If w is partly constant and partly varies directly as x and w=9 when x=4 w=27 when x= 16 find
An equation connection x and w
And (b) the value of w when x =8
K=1.5,C=3 ,when x=8 w=15
w=kx+c
9=k4+c
27=k*16+c
subtract eq 1 from eq 2
18=12k solve for k
then solve for c in either equation
To find the equation connecting x and w, we can use the information that w is part constant and part varies directly as x. Let's break this down into two parts: the constant part and the direct variation part.
1) Constant part:
From the given information, when x = 4, w = 9. This tells us that when x is 4, the value of w without the direct variation component is 9. Let's call this constant value "c".
So, the constant part of the equation is c = 9.
2) Direct variation part:
From the given information, when x = 4, w = 9, and when x = 16, w = 27. This tells us that as x increases from 4 to 16, w increases from 9 to 27.

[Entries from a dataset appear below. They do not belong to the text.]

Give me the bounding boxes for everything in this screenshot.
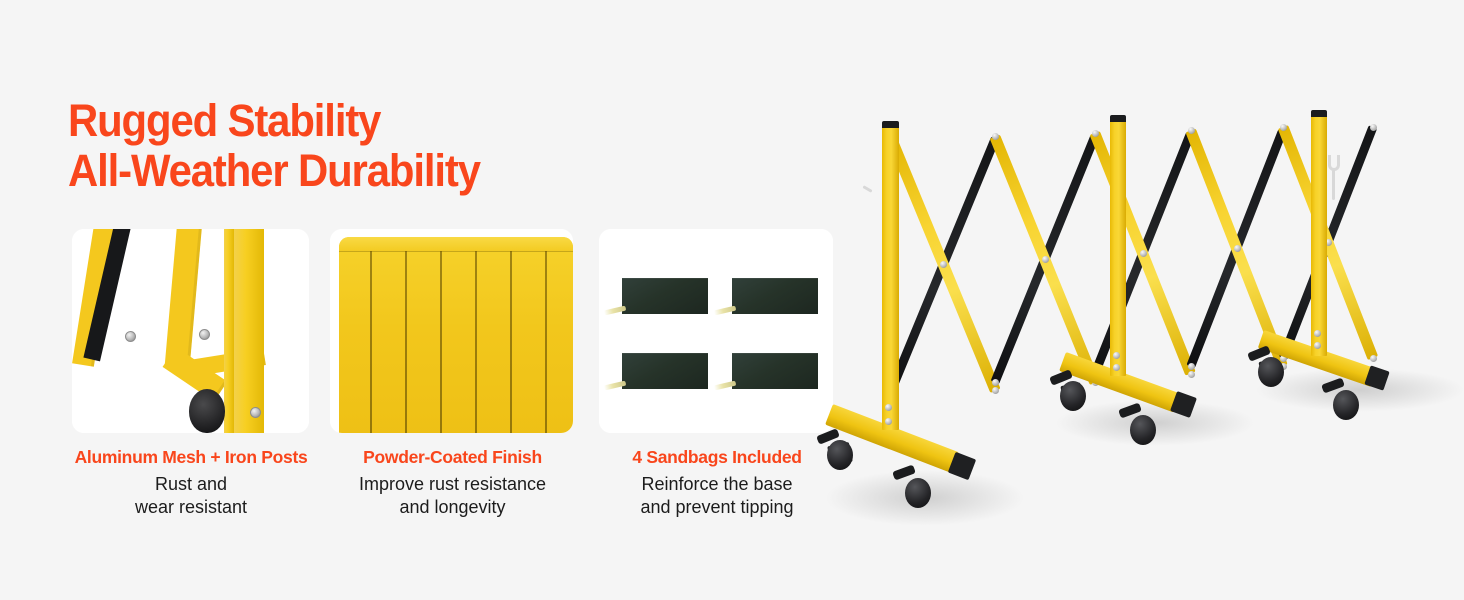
feature-subtitle: Improve rust resistance and longevity bbox=[325, 473, 580, 519]
latch-pin bbox=[862, 185, 872, 193]
feature-image-powder-coated-finish bbox=[330, 229, 573, 433]
caster-wheel bbox=[1333, 390, 1359, 420]
post-inner bbox=[224, 229, 234, 433]
caster-wheel bbox=[905, 478, 931, 508]
rivet-icon bbox=[125, 331, 136, 342]
panel-seam bbox=[510, 251, 512, 433]
latch-pin bbox=[1332, 170, 1335, 200]
feature-title: Aluminum Mesh + Iron Posts bbox=[60, 447, 322, 468]
headline-line-1: Rugged Stability bbox=[68, 95, 380, 146]
rivet-icon bbox=[1188, 127, 1195, 134]
rivet-icon bbox=[1188, 363, 1195, 370]
feature-subtitle-line-1: Improve rust resistance bbox=[325, 473, 580, 496]
panel-seam bbox=[405, 251, 407, 433]
post-cap bbox=[882, 121, 899, 128]
rivet-icon bbox=[1092, 130, 1099, 137]
feature-card-4-sandbags-included bbox=[599, 229, 833, 433]
caster-wheel bbox=[189, 389, 225, 433]
rivet-icon bbox=[1370, 355, 1377, 362]
feature-card-aluminum-mesh-iron-posts bbox=[72, 229, 309, 433]
rivet-icon bbox=[885, 404, 892, 411]
rivet-icon bbox=[1314, 330, 1321, 337]
page-title: Rugged Stability All-Weather Durability bbox=[68, 96, 480, 197]
feature-card-powder-coated-finish bbox=[330, 229, 573, 433]
feature-subtitle-line-2: and longevity bbox=[325, 496, 580, 519]
feature-caption-powder-coated-finish: Powder-Coated Finish Improve rust resist… bbox=[325, 447, 580, 519]
rivet-icon bbox=[1280, 124, 1287, 131]
post-left bbox=[882, 124, 899, 430]
rivet-icon bbox=[1370, 124, 1377, 131]
rivet-icon bbox=[885, 418, 892, 425]
panel-seam bbox=[440, 251, 442, 433]
feature-subtitle: Rust and wear resistant bbox=[60, 473, 322, 519]
rivet-icon bbox=[1314, 342, 1321, 349]
headline-line-2: All-Weather Durability bbox=[68, 146, 480, 196]
feature-subtitle-line-2: and prevent tipping bbox=[597, 496, 837, 519]
powder-coated-panel bbox=[339, 237, 573, 433]
feature-subtitle-line-2: wear resistant bbox=[60, 496, 322, 519]
rivet-icon bbox=[1188, 371, 1195, 378]
hook-icon bbox=[1328, 155, 1340, 171]
post-outer bbox=[234, 229, 264, 433]
slat-yellow-mid bbox=[165, 229, 202, 367]
feature-caption-4-sandbags-included: 4 Sandbags Included Reinforce the base a… bbox=[597, 447, 837, 519]
rivet-icon bbox=[250, 407, 261, 418]
infographic-canvas: Rugged Stability All-Weather Durability bbox=[0, 0, 1464, 600]
rivet-icon bbox=[1140, 250, 1147, 257]
rivet-icon bbox=[1113, 352, 1120, 359]
rivet-icon bbox=[992, 133, 999, 140]
product-photo bbox=[805, 0, 1464, 600]
feature-subtitle-line-1: Rust and bbox=[60, 473, 322, 496]
feature-subtitle: Reinforce the base and prevent tipping bbox=[597, 473, 837, 519]
feature-image-aluminum-mesh-iron-posts bbox=[72, 229, 309, 433]
caster-wheel bbox=[1258, 357, 1284, 387]
caster-wheel bbox=[1060, 381, 1086, 411]
panel-seam bbox=[545, 251, 547, 433]
rivet-icon bbox=[992, 379, 999, 386]
panel-seam bbox=[370, 251, 372, 433]
caster-wheel bbox=[827, 440, 853, 470]
rivet-icon bbox=[940, 261, 947, 268]
rivet-icon bbox=[199, 329, 210, 340]
caster-wheel bbox=[1130, 415, 1156, 445]
post-cap bbox=[1311, 110, 1327, 117]
sandbag bbox=[622, 353, 708, 389]
post-right bbox=[1311, 113, 1327, 356]
feature-title: Powder-Coated Finish bbox=[325, 447, 580, 468]
post-cap bbox=[1110, 115, 1126, 122]
feature-image-4-sandbags-included bbox=[599, 229, 833, 433]
rivet-icon bbox=[1234, 245, 1241, 252]
post-middle bbox=[1110, 118, 1126, 376]
rivet-icon bbox=[992, 387, 999, 394]
rivet-icon bbox=[1113, 364, 1120, 371]
rivet-icon bbox=[1042, 256, 1049, 263]
sandbag bbox=[622, 278, 708, 314]
panel-top-lip bbox=[339, 237, 573, 251]
feature-title: 4 Sandbags Included bbox=[597, 447, 837, 468]
feature-caption-aluminum-mesh-iron-posts: Aluminum Mesh + Iron Posts Rust and wear… bbox=[60, 447, 322, 519]
panel-seam bbox=[475, 251, 477, 433]
floor-shadow bbox=[1055, 400, 1255, 446]
feature-subtitle-line-1: Reinforce the base bbox=[597, 473, 837, 496]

To find the direct variation part, we can use the formula for direct variation: w = kx, where k is the constant of variation.
Using the data from x = 4, w = 9, we can find the value of k:
9 = k * 4
k = 9/4 = 2.25
Therefore, the equation connecting x and w is:
w = 2.25x + c
Now, let's find the value of w when x = 8.
Using the equation w = 2.25x + c, we substitute x = 8:
w = 2.25(8) + c
To find the value of c, we need another data point. However, the given information does not provide any value for w when x = 8.
Hence, we cannot find the value of w when x = 8 without additional data.
To find an equation connecting x and w, we know that w is partly constant and partly varies directly as x.
Let's break this down:
- The "partly constant" part means that there's a constant value, let's call it k.
- The "varies directly" part means that w can be expressed as a multiple of x.
So, we can write the equation as:
w = kx
To find the value of k, we can substitute the given values of w and x from the first set of data points (w=9 when x=4):
9 = k * 4
Dividing both sides by 4, we get:
k = 9 / 4
Now we have the value of k, we can substitute it back into the equation:
w = (9/4) * x
Now, let's find the value of w when x = 8.
Substituting x = 8 into the equation, we have:
w = (9/4) * 8
Simplifying, we get:
w = 18
Therefore, the value of w when x = 8 is 18.